While I was on leave in the States I kept reading interesting studies and news articles and I was really impressed by both this study and this article about the study by Ed Yong for The Atlantic. Both the authors of the study and Ed know how touchy the subject of genes and intelligence can be. That is why the researchers wrote an accompanying FAQ that explains what they found and what it means.
What I like in The Atlantic article is the good nuanced reporting, such as:
This isn’t to say that staying in school is “in the genes.” Each genetic variant has a tiny effect on its own, and even together, they don’t control people’s fates. The team showed this by creating a “polygenic score”—a tool that accounts for variants across a person’s entire genome to predict how much formal education they’re likely to receive. It does a lousy job of predicting the outcome for any specific individual, but it can explain 11 percent of the population-wide variation in years of schooling.
And the explaining what it means
“…Now, consider that household income explains just 7 percent of the variation in educational attainment, which is less than what genes can now account for. “Most social scientists wouldn’t do a study without accounting for socioeconomic status, even if that’s not what they’re interested in,” says Harden. The same ought to be true of our genes.”
Do read the complete article in The Atlantic or even better, the original study:
Here we conducted a large-scale genetic association analysis of educational attainment in a sample of approximately 1.1 million individuals and identify 1,271 independent genome-wide-significant SNPs. For the SNPs taken together, we found evidence of heterogeneous effects across environments.

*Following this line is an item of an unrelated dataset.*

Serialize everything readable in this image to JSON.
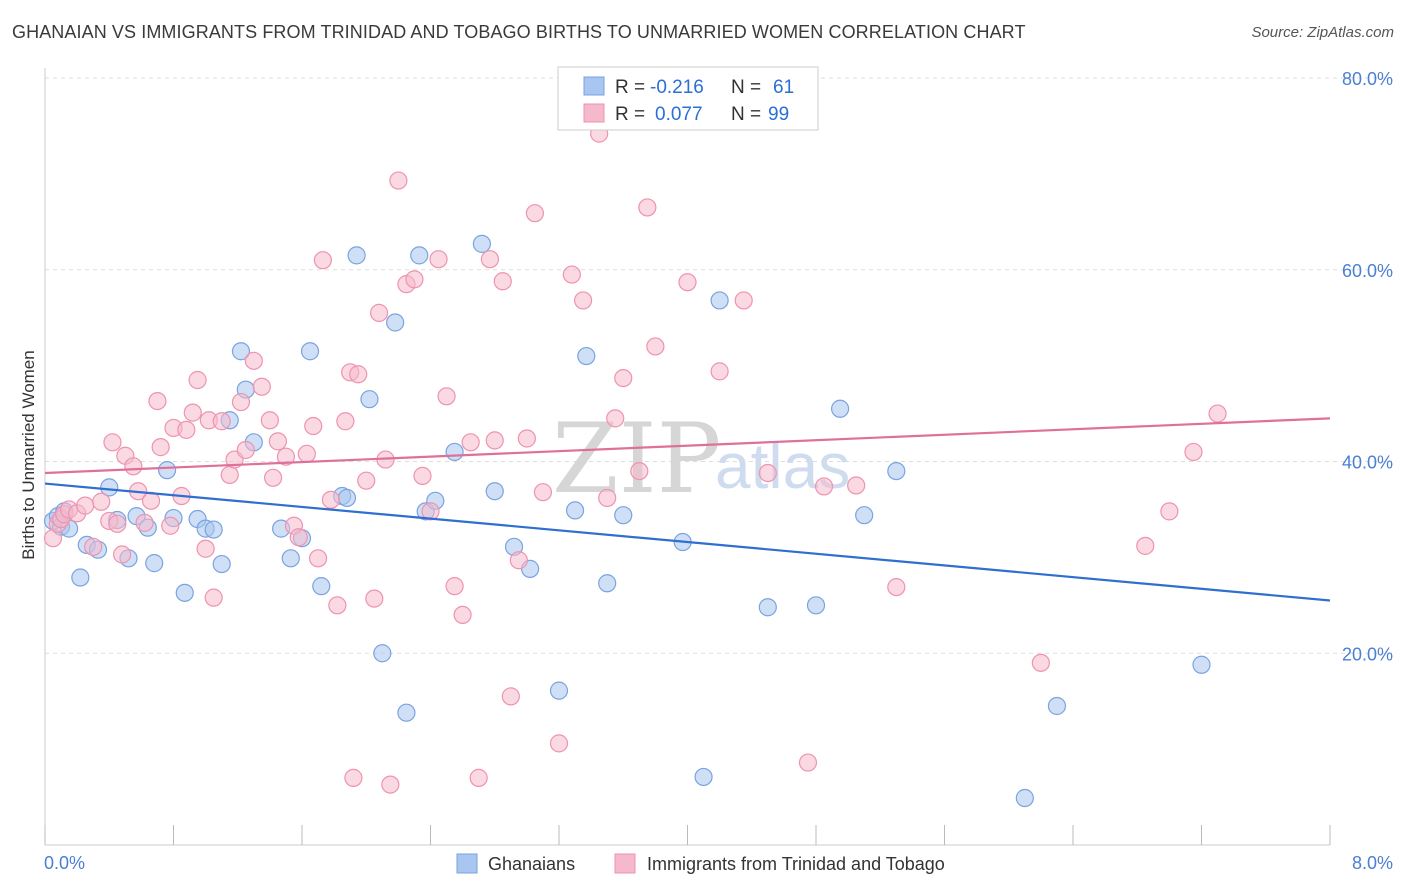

The SNPs implicate genes involved in brain-development processes and neuron-to-neuron communication. In a separate analysis of the X chromosome, we identify 10 independent genome-wide-significant SNPs and estimate a SNP heritability of around 0.3% in both men and women, consistent with partial dosage compensation. A joint (multi-phenotype) analysis of educational attainment and three related cognitive phenotypes generates polygenic scores that explain 11–13% of the variance in educational attainment and 7–10% of the variance in cognitive performance. This prediction accuracy substantially increases the utility of polygenic scores as tools in research.